Antonella Di Ielsi, 50 anni, e la figlia Sara Di Vita, di appena 15 anni, sono morte dopo essersi sentite male. L’autopsia, in programma per mercoledì 31 dicembre, dovrà chiarire le cause del doppio decesso e fare luce su quanto avvenuto all’ospedale Cardarelli di Campobasso.
L’indagine giudiziaria ha già avuto una prima svolta. Sono indagati tre medici del Cardarelli – due venezuelani e un italiano – oltre a due dottori della guardia medica. Le ipotesi di reato contestate sono omicidio colposo e lesioni colpose.

Il padre della ragazza, Gianni Di Vita, anche lui colpito da una forma di intossicazione, è ricoverato in condizioni stabili all’ospedale Spallanzani di Roma. La figlia maggiore, che non avrebbe partecipato al pasto familiare, è stata ricoverata in via precauzionale ma non ha mai manifestato sintomi.
Al centro dell’inchiesta ci sono soprattutto i dubbi sulla gestione sanitaria. Il procuratore Nicola D’Angelo ha spiegato che l’obiettivo è ricostruire l’intera catena degli interventi medici, con particolare attenzione ai due accessi al pronto soccorso effettuati dalla quindicenne prima del decesso.

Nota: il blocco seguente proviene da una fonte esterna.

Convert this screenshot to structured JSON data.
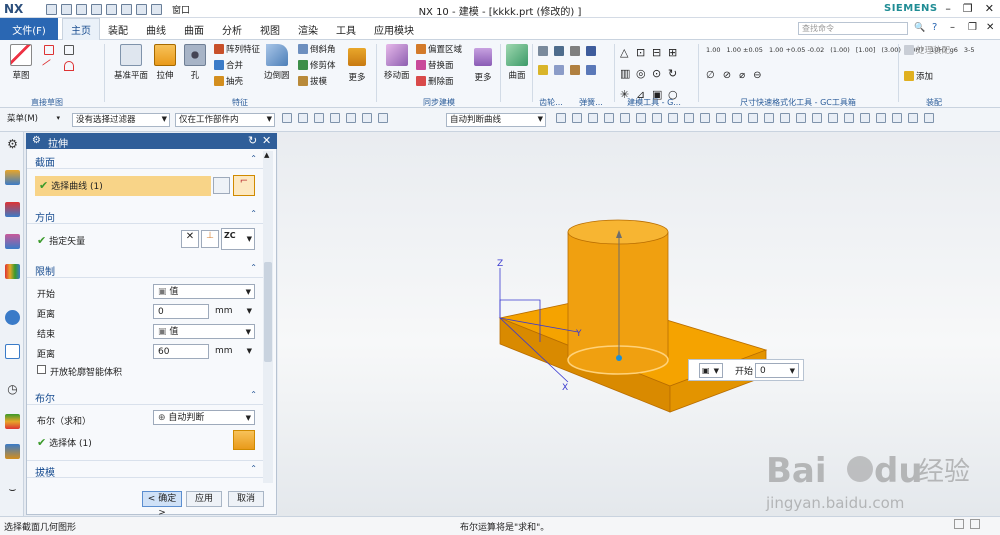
{
  "app": {
    "logo": "NX",
    "window_title": "NX 10 - 建模 - [kkkk.prt (修改的) ]",
    "brand": "SIEMENS",
    "window_menu": "窗口"
  },
  "tabs": [
    "主页",
    "装配",
    "曲线",
    "曲面",
    "分析",
    "视图",
    "渲染",
    "工具",
    "应用模块"
  ],
  "file_tab": "文件(F)",
  "active_tab": "主页",
  "search_placeholder": "查找命令",
  "ribbon": {
    "groups": [
      {
        "label": "直接草图",
        "items": [
          "草图"
        ]
      },
      {
        "label": "特征",
        "items": [
          "基准平面",
          "拉伸",
          "孔",
          "阵列特征",
          "合并",
          "抽壳",
          "边倒圆",
          "倒斜角",
          "修剪体",
          "拔模",
          "更多"
        ]
      },
      {
        "label": "同步建模",
        "items": [
          "移动面",
          "偏置区域",
          "替换面",
          "删除面",
          "更多"
        ]
      },
      {
        "label": "齿轮...",
        "items": [
          "曲面"
        ]
      },
      {
        "label": "弹簧...",
        "items": []
      },
      {
        "label": "建模工具 - G...",
        "items": []
      },
      {
        "label": "尺寸快速格式化工具 - GC工具箱",
        "items": [
          "1.00",
          "1.00 ±0.05",
          "1.00 +0.05 -0.02",
          "(1.00)",
          "[1.00]",
          "(3.00)",
          "10H7",
          "10H7 g6",
          "3-5"
        ]
      },
      {
        "label": "装配",
        "items": [
          "处理装配",
          "添加"
        ]
      }
    ]
  },
  "toolbar": {
    "menu": "菜单(M)",
    "filter": "没有选择过滤器",
    "scope": "仅在工作部件内",
    "curve_rule": "自动判断曲线"
  },
  "dialog": {
    "title": "拉伸",
    "section": {
      "header": "截面",
      "select_curve": "选择曲线 (1)"
    },
    "direction": {
      "header": "方向",
      "vector_label": "指定矢量",
      "vector_value": "ZC"
    },
    "limits": {
      "header": "限制",
      "start_label": "开始",
      "start_value": "值",
      "distance_label": "距离",
      "start_distance": "0",
      "unit": "mm",
      "end_label": "结束",
      "end_value": "值",
      "end_distance": "60",
      "open_profile_label": "开放轮廓智能体积"
    },
    "boolean": {
      "header": "布尔",
      "bool_label": "布尔（求和）",
      "bool_value": "自动判断",
      "select_body": "选择体 (1)"
    },
    "draft": {
      "header": "拔模"
    },
    "ok": "< 确定 >",
    "apply": "应用",
    "cancel": "取消"
  },
  "viewport": {
    "float_label": "开始",
    "float_value": "0",
    "axis_x": "X",
    "axis_y": "Y",
    "axis_z": "Z"
  },
  "status": {
    "left": "选择截面几何图形",
    "center": "布尔运算将是\"求和\"。"
  },
  "watermark": {
    "brand": "Bai",
    "brand2": "du",
    "cn": "经验",
    "url": "jingyan.baidu.com"
  },
  "colors": {
    "accent": "#2a67b3",
    "model": "#f5a300",
    "cylinder": "#f0a010",
    "dialog_header": "#2f5e99",
    "selected_row": "#f8d488"
  }
}
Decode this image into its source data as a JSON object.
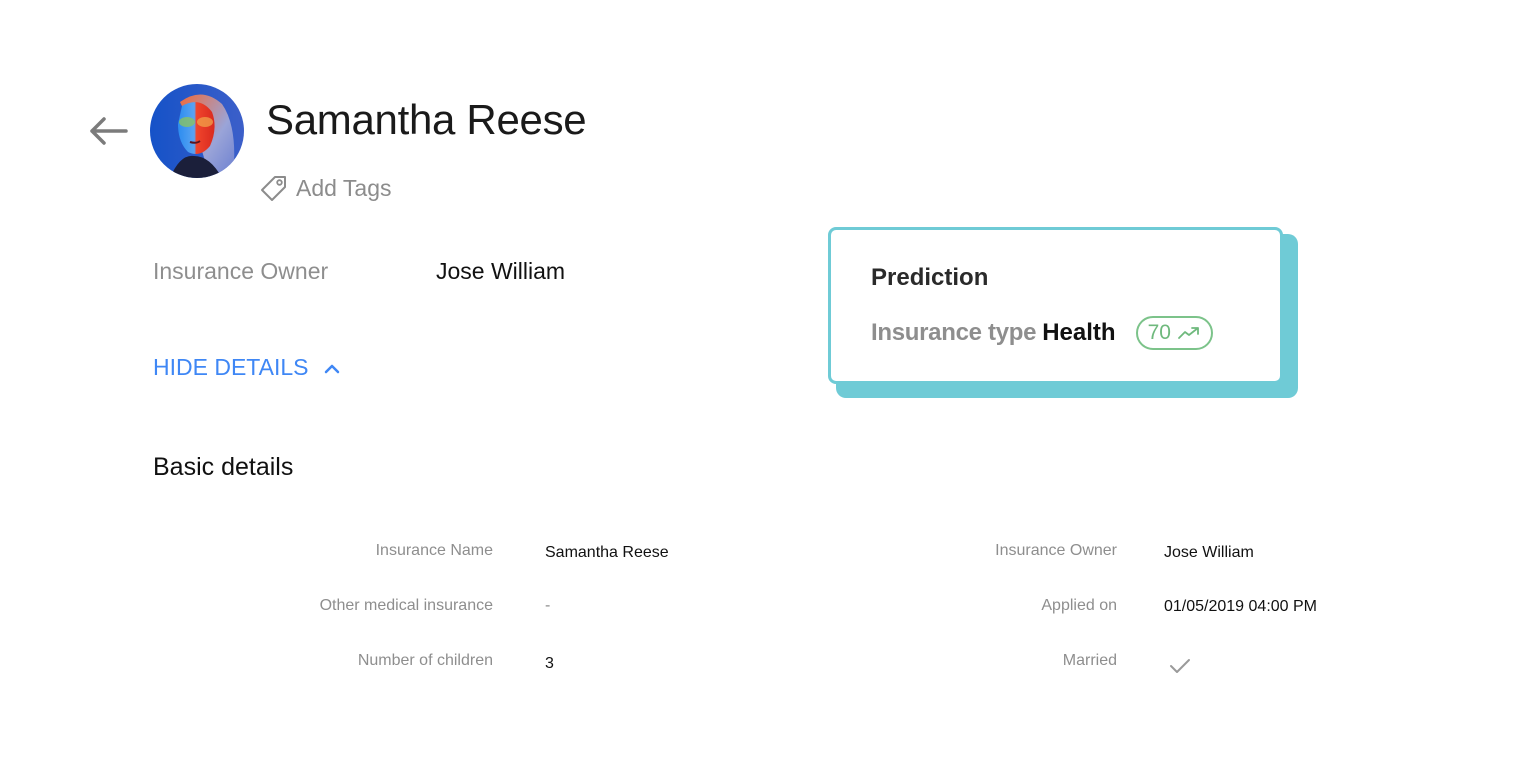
{
  "header": {
    "back_icon": "arrow-left-icon",
    "avatar_alt": "Samantha Reese avatar",
    "name": "Samantha Reese",
    "add_tags_icon": "tag-icon",
    "add_tags_label": "Add Tags"
  },
  "owner": {
    "label": "Insurance Owner",
    "value": "Jose William"
  },
  "toggle": {
    "label": "HIDE DETAILS",
    "icon": "chevron-up-icon"
  },
  "prediction": {
    "title": "Prediction",
    "label": "Insurance type",
    "value": "Health",
    "score": "70",
    "score_icon": "trending-up-icon",
    "accent_color": "#6fcbd6",
    "score_color": "#7cc38a"
  },
  "basic_details": {
    "title": "Basic details",
    "left": [
      {
        "label": "Insurance Name",
        "value": "Samantha Reese"
      },
      {
        "label": "Other medical insurance",
        "value": "-"
      },
      {
        "label": "Number of children",
        "value": "3"
      }
    ],
    "right": [
      {
        "label": "Insurance Owner",
        "value": "Jose William"
      },
      {
        "label": "Applied on",
        "value": "01/05/2019 04:00 PM"
      },
      {
        "label": "Married",
        "value": "",
        "icon": "checkmark-icon",
        "checked": true
      }
    ]
  },
  "colors": {
    "link": "#3f87f5",
    "label": "#8e8e8e",
    "text": "#111111"
  }
}
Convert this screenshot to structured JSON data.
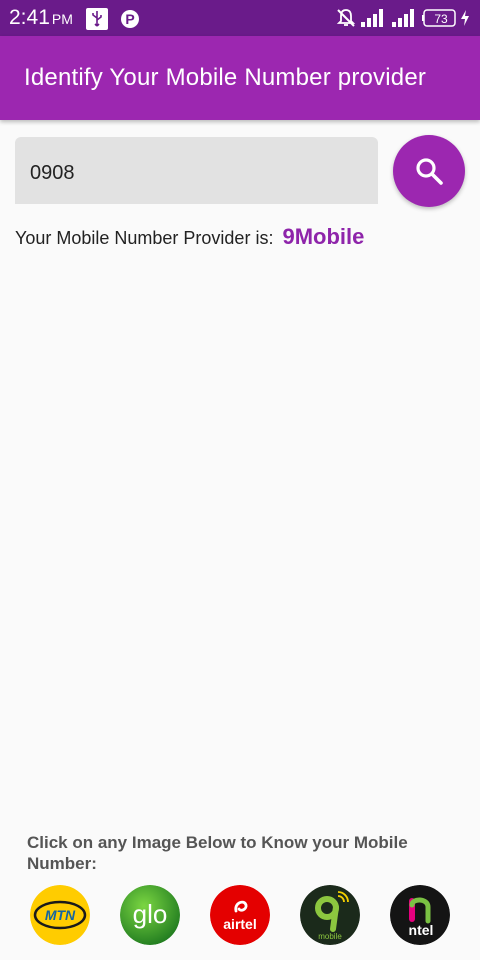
{
  "status_bar": {
    "time": "2:41",
    "ampm": "PM",
    "battery": "73",
    "icons": [
      "usb-icon",
      "parking-app-icon",
      "notifications-off-icon",
      "signal-icon",
      "signal-icon",
      "battery-icon",
      "charging-icon"
    ]
  },
  "app_bar": {
    "title": "Identify Your Mobile Number provider"
  },
  "search": {
    "value": "0908",
    "button_icon": "search-icon"
  },
  "result": {
    "label": "Your Mobile Number Provider is:",
    "value": "9Mobile"
  },
  "footer": {
    "label": "Click on any Image Below to Know your Mobile Number:",
    "logos": [
      {
        "label": "MTN"
      },
      {
        "label": "glo"
      },
      {
        "label": "airtel"
      },
      {
        "label": "mobile"
      },
      {
        "label": "ntel"
      }
    ]
  },
  "colors": {
    "primary": "#9c27b0",
    "status_bar": "#6a1b8a",
    "accent_text": "#8e24aa",
    "field_bg": "#e2e2e2"
  }
}
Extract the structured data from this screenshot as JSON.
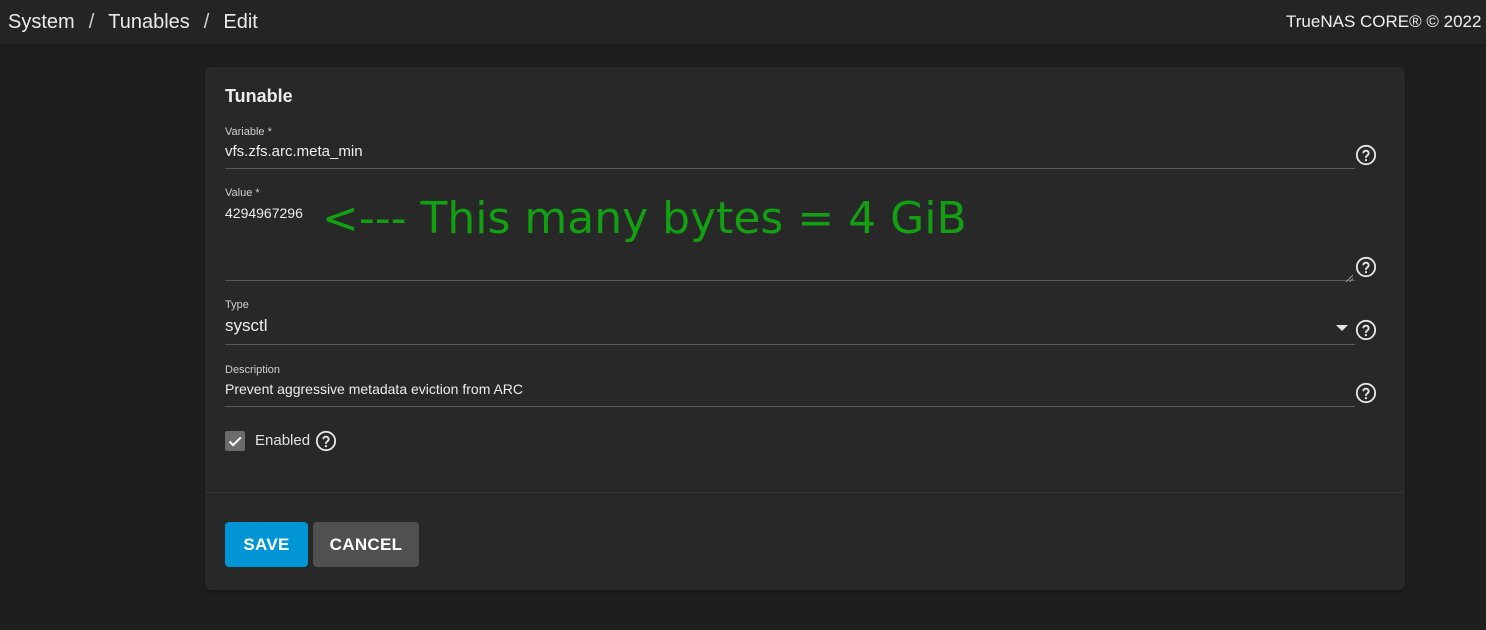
{
  "breadcrumb": {
    "items": [
      "System",
      "Tunables",
      "Edit"
    ],
    "separator": "/"
  },
  "copyright": "TrueNAS CORE® © 2022 -",
  "form": {
    "title": "Tunable",
    "variable": {
      "label": "Variable *",
      "value": "vfs.zfs.arc.meta_min"
    },
    "value": {
      "label": "Value *",
      "value": "4294967296"
    },
    "type": {
      "label": "Type",
      "value": "sysctl"
    },
    "description": {
      "label": "Description",
      "value": "Prevent aggressive metadata eviction from ARC"
    },
    "enabled": {
      "label": "Enabled",
      "checked": true
    }
  },
  "annotation": "<--- This many bytes = 4 GiB",
  "buttons": {
    "save": "SAVE",
    "cancel": "CANCEL"
  },
  "colors": {
    "primary": "#0095d5",
    "annotation": "#12a012",
    "background": "#1e1e1e",
    "card": "#282828"
  },
  "icons": [
    "help-circle-icon",
    "dropdown-caret-icon",
    "checkmark-icon",
    "resize-grip-icon"
  ]
}
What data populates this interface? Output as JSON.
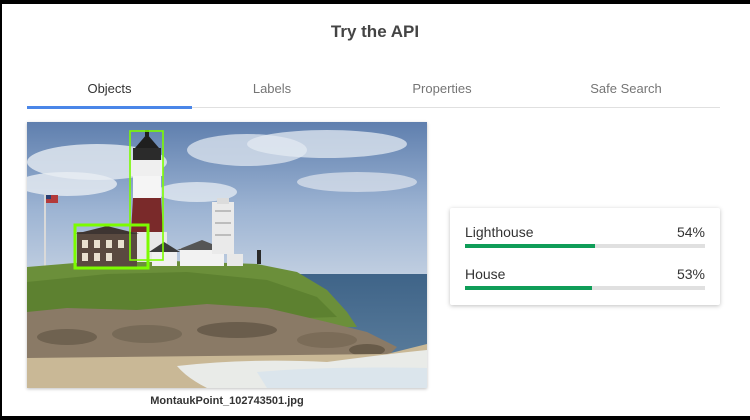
{
  "page": {
    "title": "Try the API"
  },
  "tabs": [
    {
      "label": "Objects",
      "active": true
    },
    {
      "label": "Labels",
      "active": false
    },
    {
      "label": "Properties",
      "active": false
    },
    {
      "label": "Safe Search",
      "active": false
    }
  ],
  "image": {
    "filename": "MontaukPoint_102743501.jpg"
  },
  "results": [
    {
      "label": "Lighthouse",
      "score": "54%",
      "fraction": 0.54
    },
    {
      "label": "House",
      "score": "53%",
      "fraction": 0.53
    }
  ],
  "colors": {
    "accent": "#4a86e8",
    "bar_fill": "#0f9d58",
    "box_outline": "#7cfc00"
  }
}
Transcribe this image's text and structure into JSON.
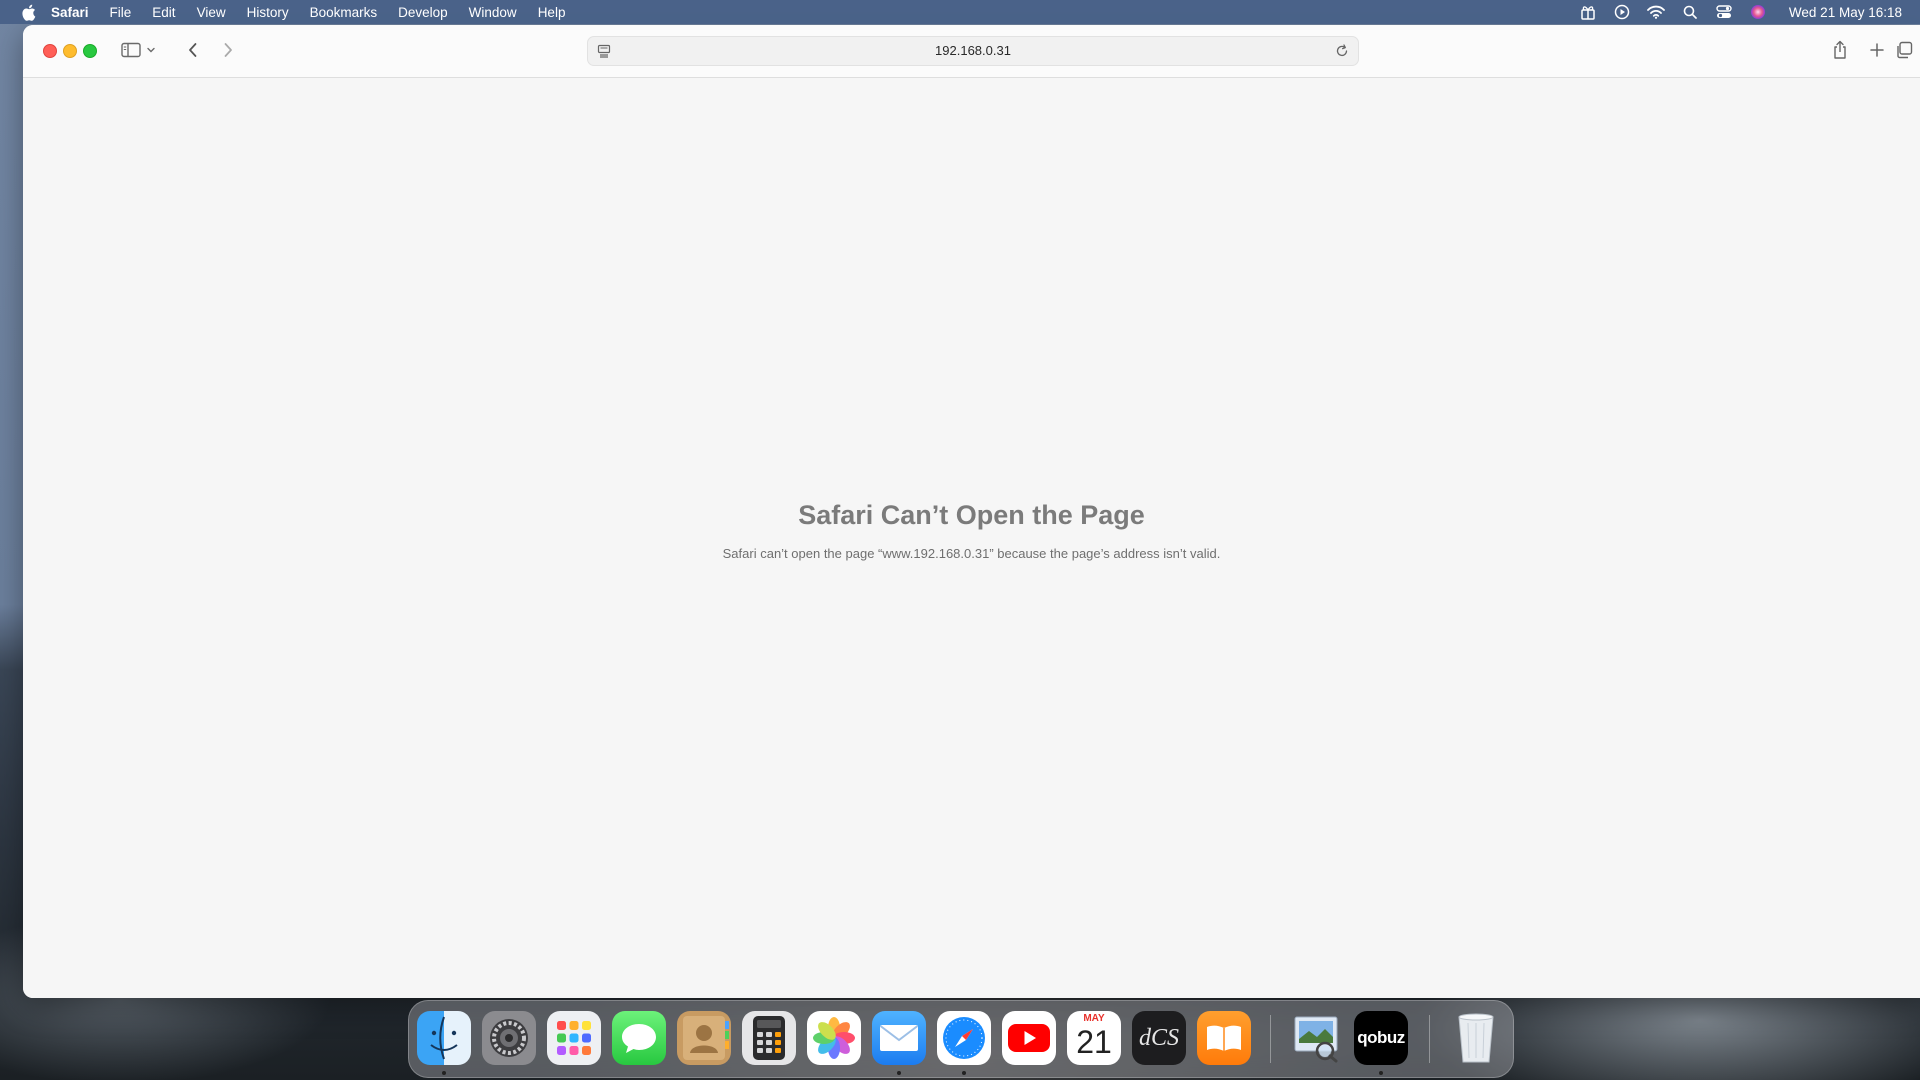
{
  "menubar": {
    "app_name": "Safari",
    "items": [
      "File",
      "Edit",
      "View",
      "History",
      "Bookmarks",
      "Develop",
      "Window",
      "Help"
    ],
    "clock": "Wed 21 May  16:18"
  },
  "toolbar": {
    "url": "192.168.0.31"
  },
  "page": {
    "error_title": "Safari Can’t Open the Page",
    "error_message": "Safari can’t open the page “www.192.168.0.31” because the page’s address isn’t valid."
  },
  "dock": {
    "calendar_month": "MAY",
    "calendar_day": "21",
    "dcs_label": "dCS",
    "qobuz_label": "qobuz",
    "apps": [
      "Finder",
      "System Settings",
      "Launchpad",
      "Messages",
      "Contacts",
      "Calculator",
      "Photos",
      "Mail",
      "Safari",
      "YouTube",
      "Calendar",
      "dCS",
      "Books",
      "Preview",
      "Qobuz",
      "Trash"
    ]
  },
  "colors": {
    "menubar": "#465f87",
    "close": "#ff5f57",
    "minimize": "#febc2e",
    "maximize": "#28c840",
    "error_title": "#7b7b7b"
  }
}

Secondo la Procura, la complessità del quadro clinico ha reso necessari accertamenti multidisciplinari per verificare eventuali negligenze, sottovalutazioni dei sintomi o errori nell’applicazione dei protocolli diagnostici nei confronti di madre e figlia.
Nel frattempo la polizia è tornata anche oggi nell’abitazione di Pietracatella per nuovi rilievi. Sono sotto esame gli alimenti consumati il 24 dicembre, tra cui vongole, cozze, seppie, baccalà e funghi confezionati e certificati.
Tra le piste investigative c’è anche quella di una possibile contaminazione della farina. In un mulino riconducibile a parenti del padre, mesi fa, era stata effettuata una disinfestazione contro i topi: non si esclude, seppur con cautela, un contatto con veleno per roditori.
Sulla vicenda è intervenuta l’Asl regionale. Il direttore generale Giovanni Di Santo ha parlato di una tossinfezione di natura ancora sconosciuta, forse alimentare o chimica, spiegando che le dimissioni dal pronto soccorso sarebbero state condivise con i familiari perché i sintomi iniziali apparivano aspecifici. Ora si attendono gli esiti definitivi per dare risposte a una tragedia che ha sconvolto un’intera comunità.